The University of Minnesota Should Incorporate ‘Zoom Days’ in Cases of Snow Emergencies


Alyssa Abke, Treasurer

What does it really take to get classes cancelled at the University of Minnesota? According to the University of Minnesota website’s Winter Weather Cancellation Policy: temperature or wind chill is -20 degrees or lower at the time of the meeting or activity, snow accumulation exceeds five inches, and any of the Dodge County schools release students early or close for the day because of inclement weather.

If you weren’t on campus last week, snow removal crews were busy cleaning off the roads and sidewalks so students could safely make it to class. Hundreds of cars in Minneapolis and St. Paul were towed due to the hazardous road conditions and delay in snow removal. On the first day of the storm, over 470 cars were towed, and more than 1,600 tickets were written in the storm that started last Tuesday night.

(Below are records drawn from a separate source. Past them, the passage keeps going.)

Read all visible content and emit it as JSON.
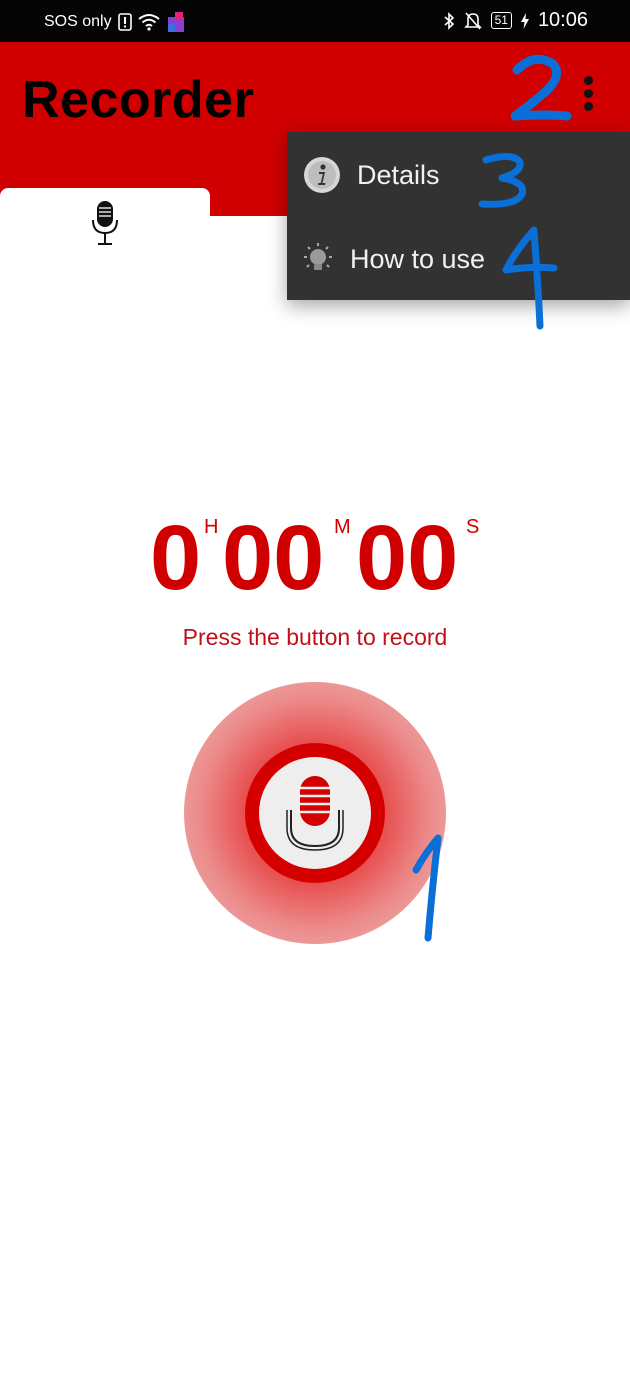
{
  "status_bar": {
    "carrier": "SOS only",
    "battery": "51",
    "time": "10:06"
  },
  "app_bar": {
    "title": "Recorder",
    "tab_icon": "microphone-icon",
    "overflow_icon": "more-vert-icon"
  },
  "overflow_menu": {
    "items": [
      {
        "label": "Details",
        "icon": "info-icon"
      },
      {
        "label": "How to use",
        "icon": "lightbulb-icon"
      }
    ]
  },
  "timer": {
    "hours": "0",
    "minutes": "00",
    "seconds": "00",
    "hours_unit": "H",
    "minutes_unit": "M",
    "seconds_unit": "S"
  },
  "hint": "Press the button to record",
  "record_button": {
    "icon": "microphone-icon"
  },
  "annotations": [
    "1",
    "2",
    "3",
    "4"
  ],
  "colors": {
    "accent": "#d00000",
    "menu_bg": "#323232",
    "annotation": "#0a6fd6"
  }
}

Apparently, this is typical for the first snow emergency according to Lisa Hiebert, an employee with the St. Paul Public Works, but this isn’t a cheap “oops” mistake if your car is towed or ticketed.

What does this mean for students at the University of Minnesota? According to U.S. News, 77% of students at the Twin Cities campus live in off campus housing. While I do not have the exact statistic for how many students were towed or ticketed due to driving in hazardous conditions, I do know that classes were not canceled or adjusted by the university during the snow emergency.

Despite many University of Minnesota professors being quick to hop on and tell you all about how few cancellations they have seen at the university in all their years of teaching, our campus, like many others, also saw something that changed the American education system completely: COVID-19.

If anything, good came out of the pandemic, it should show how adaptable we can be. Now that the fight of wearing a mask or not appears to be over and no longer politicized, we should incorporate the good aspects of what we were able to do with it. Although I was not a huge fan of Zoom and the fatigue that accompanied it, I am also a firm believer that it is a better alternative than endangering students who drive from farther suburbs to campus.

Many professors offered an alternative Zoom option for students last year to adjust to each student’s personal schedules or comfortability of being in class; however, it appears that this year professors seem to no longer that option.

While the University of Minnesota does not want to be quick to give in to canceling classes with a few snowflakes on the ground, the University should instead consider having “Zoom Days” with snow emergencies if they do not want to cancel classes entirely. This allows students to still take away the information from lectures and lessons without the worry or stress of having to go to class and have a ticket placed on their car afterwards, or even worse, an accident.

The University was quick to tell students how comparable Zoom lectures were to in-person lectures during the height of the COVID-19 pandemic as they charged us full tuition to pursue our degrees through the lens of a computer, so why can’t that same comparison apply when students are faced with snow emergencies?

Our tuition goes to support Zoom, a product our university pays approximately $281,000 each year on, and we rarely use it now. If we are already paying for this operating cost, we might as well use the product, especially when external factors show a need for it.